Multiplying the residue classes mod n by a coprime

Question

I noticed an interesting result when playing around with mods. If I take all the residue classes of $n$ and multiply each of them by an integer $q$ such that $n$ and $q$ are coprime, then each residue class maps to a unique new residue class.

For example, if $n=7$ and $q=3$ then the residue classes ${0,1,2,3,4,5,6}$ get mapped to ${(0\cdot3), (1\cdot3), (2\cdot3),(3\cdot3),(4\cdot3),(5\cdot3),(6\cdot3)}$ which in turn becomes ${0,3,6,2,5,1,4}$. This is simply a permutation of $0,1,2,3,4,5,6$ which are the residue classes we started with.
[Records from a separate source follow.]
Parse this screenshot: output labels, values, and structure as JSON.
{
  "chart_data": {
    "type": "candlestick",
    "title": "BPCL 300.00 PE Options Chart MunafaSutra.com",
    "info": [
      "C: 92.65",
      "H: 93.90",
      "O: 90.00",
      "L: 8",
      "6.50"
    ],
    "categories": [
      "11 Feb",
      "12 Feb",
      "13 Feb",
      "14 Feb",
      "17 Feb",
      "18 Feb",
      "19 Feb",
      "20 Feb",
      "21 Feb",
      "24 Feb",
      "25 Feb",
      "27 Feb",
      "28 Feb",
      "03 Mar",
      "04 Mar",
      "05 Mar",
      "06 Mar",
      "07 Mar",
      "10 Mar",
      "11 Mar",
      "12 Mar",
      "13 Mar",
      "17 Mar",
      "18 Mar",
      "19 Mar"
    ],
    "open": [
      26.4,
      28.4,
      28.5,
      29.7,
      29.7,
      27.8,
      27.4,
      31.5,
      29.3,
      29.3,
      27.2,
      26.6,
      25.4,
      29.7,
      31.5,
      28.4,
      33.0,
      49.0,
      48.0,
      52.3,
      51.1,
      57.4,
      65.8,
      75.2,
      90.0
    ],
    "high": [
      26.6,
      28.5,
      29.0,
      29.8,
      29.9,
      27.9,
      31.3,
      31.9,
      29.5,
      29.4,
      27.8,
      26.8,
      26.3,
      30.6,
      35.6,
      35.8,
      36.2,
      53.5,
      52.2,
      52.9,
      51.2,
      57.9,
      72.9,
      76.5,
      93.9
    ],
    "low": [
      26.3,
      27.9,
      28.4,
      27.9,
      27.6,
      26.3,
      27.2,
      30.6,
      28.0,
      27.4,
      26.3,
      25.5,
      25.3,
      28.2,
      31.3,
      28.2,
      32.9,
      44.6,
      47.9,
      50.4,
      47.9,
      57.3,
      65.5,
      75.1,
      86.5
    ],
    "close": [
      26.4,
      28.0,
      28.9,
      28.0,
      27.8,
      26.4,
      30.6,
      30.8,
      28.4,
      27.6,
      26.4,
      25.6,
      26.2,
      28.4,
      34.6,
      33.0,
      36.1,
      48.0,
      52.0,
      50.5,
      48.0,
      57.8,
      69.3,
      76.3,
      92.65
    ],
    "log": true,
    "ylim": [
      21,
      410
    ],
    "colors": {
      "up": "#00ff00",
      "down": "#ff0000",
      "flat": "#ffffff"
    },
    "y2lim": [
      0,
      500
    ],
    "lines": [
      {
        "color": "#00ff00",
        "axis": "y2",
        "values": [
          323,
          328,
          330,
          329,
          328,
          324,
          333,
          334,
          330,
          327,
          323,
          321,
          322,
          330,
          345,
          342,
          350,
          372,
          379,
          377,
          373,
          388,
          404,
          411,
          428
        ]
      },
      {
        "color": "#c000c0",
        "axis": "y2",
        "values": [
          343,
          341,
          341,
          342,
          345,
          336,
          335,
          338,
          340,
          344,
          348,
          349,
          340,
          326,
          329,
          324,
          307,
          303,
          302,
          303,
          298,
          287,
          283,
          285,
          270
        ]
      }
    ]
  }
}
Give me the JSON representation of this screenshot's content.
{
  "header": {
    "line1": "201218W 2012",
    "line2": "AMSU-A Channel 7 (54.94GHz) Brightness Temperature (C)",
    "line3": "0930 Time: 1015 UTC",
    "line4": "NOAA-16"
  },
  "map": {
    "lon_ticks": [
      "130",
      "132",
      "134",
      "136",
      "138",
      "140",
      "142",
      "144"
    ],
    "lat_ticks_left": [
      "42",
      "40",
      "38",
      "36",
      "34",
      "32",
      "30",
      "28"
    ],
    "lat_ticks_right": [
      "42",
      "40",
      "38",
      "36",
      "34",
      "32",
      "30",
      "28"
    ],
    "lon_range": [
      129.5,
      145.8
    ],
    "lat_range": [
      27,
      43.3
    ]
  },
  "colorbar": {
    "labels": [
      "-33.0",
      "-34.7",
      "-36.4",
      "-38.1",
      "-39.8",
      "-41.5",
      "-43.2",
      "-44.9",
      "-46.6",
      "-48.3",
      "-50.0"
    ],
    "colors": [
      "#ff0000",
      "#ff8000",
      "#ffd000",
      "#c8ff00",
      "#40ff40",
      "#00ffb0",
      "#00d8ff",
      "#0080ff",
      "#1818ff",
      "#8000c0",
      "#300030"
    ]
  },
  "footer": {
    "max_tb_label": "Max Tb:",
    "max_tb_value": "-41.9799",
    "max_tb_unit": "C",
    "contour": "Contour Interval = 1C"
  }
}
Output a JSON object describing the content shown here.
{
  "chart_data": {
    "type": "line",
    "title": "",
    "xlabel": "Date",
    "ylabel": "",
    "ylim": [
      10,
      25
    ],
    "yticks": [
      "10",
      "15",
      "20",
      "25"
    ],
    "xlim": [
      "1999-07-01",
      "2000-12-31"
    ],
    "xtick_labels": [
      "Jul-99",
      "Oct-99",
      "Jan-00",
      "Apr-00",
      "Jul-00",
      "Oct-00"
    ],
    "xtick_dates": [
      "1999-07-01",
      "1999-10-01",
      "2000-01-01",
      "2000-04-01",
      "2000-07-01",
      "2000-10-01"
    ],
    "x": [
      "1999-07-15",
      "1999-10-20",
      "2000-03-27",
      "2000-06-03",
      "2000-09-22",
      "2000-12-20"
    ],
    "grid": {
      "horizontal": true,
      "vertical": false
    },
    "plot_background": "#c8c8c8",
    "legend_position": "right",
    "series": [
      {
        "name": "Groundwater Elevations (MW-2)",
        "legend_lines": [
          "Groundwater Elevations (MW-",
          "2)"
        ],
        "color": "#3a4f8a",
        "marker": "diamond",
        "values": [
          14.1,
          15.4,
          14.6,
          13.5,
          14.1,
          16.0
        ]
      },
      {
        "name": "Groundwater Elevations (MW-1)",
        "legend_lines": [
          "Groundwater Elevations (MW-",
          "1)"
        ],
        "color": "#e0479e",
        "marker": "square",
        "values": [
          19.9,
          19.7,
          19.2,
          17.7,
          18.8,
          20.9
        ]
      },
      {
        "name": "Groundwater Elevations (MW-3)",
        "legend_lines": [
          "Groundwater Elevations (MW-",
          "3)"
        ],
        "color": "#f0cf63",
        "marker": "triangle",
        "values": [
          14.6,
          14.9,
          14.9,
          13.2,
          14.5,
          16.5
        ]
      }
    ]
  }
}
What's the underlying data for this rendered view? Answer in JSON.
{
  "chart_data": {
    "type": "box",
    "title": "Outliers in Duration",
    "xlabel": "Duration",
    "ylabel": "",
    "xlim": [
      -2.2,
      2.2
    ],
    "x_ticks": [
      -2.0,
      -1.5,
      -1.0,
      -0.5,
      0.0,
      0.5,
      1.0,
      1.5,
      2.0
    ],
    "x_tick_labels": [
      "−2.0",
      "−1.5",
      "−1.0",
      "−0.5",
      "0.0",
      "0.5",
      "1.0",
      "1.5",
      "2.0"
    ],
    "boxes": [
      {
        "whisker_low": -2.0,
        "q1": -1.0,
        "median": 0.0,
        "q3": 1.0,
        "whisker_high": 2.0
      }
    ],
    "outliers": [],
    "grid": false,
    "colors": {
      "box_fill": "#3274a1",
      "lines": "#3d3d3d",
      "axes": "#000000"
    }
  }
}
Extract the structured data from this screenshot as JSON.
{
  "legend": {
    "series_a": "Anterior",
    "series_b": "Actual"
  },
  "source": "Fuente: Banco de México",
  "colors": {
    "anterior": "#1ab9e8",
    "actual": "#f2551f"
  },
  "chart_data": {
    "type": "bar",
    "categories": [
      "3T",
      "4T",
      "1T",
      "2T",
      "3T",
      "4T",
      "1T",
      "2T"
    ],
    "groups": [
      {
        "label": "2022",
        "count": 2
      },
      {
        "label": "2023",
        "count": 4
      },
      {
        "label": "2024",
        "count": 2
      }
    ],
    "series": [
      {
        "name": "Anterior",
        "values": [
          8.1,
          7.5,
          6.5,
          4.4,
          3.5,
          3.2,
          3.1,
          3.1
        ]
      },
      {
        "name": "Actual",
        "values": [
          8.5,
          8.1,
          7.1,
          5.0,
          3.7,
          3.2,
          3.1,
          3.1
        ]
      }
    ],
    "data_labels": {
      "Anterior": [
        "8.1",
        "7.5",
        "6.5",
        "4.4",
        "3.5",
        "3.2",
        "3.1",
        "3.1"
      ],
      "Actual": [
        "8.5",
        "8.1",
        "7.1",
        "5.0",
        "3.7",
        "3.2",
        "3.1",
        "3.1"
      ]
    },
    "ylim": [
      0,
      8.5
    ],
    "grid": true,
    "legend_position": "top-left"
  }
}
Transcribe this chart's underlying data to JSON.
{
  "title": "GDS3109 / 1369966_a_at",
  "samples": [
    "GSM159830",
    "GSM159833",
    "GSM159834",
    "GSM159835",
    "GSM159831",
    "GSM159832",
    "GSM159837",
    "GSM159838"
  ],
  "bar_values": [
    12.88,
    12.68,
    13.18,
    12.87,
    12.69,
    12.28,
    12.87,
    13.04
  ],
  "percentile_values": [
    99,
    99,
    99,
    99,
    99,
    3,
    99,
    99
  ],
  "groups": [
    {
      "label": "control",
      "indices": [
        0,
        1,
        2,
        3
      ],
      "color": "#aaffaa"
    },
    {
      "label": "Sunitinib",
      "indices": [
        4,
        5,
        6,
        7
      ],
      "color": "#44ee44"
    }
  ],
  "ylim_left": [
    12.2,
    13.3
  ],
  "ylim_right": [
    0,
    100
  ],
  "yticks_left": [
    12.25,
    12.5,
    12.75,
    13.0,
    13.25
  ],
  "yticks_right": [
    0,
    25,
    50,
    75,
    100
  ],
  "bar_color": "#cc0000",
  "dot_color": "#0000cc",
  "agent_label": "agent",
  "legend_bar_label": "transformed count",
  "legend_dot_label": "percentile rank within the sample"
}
In other words, is there a way to prove that when you multiply $\{0,1,2,\dots, (n-1)\}$ by $q$, no two products will be equivalent mod n?

Answer 1

Let $gcd(q,n)=1$. Then the mapping $\Bbb Z_n\rightarrow\Bbb Z_n:x\mapsto qx$ is bijective and so permutes the residues $0,1,\ldots,n-1$.

The reason is that in the above case, $q$ is invertible in $\Bbb Z_n$. Then $qx=qy$ implies by multiplying with $q^{-1}$, $x=y$ and so the mapping is injective.

But a mapping $X\rightarrow X$, where $X$ is finite, is already bijective if it is injective (or surjective).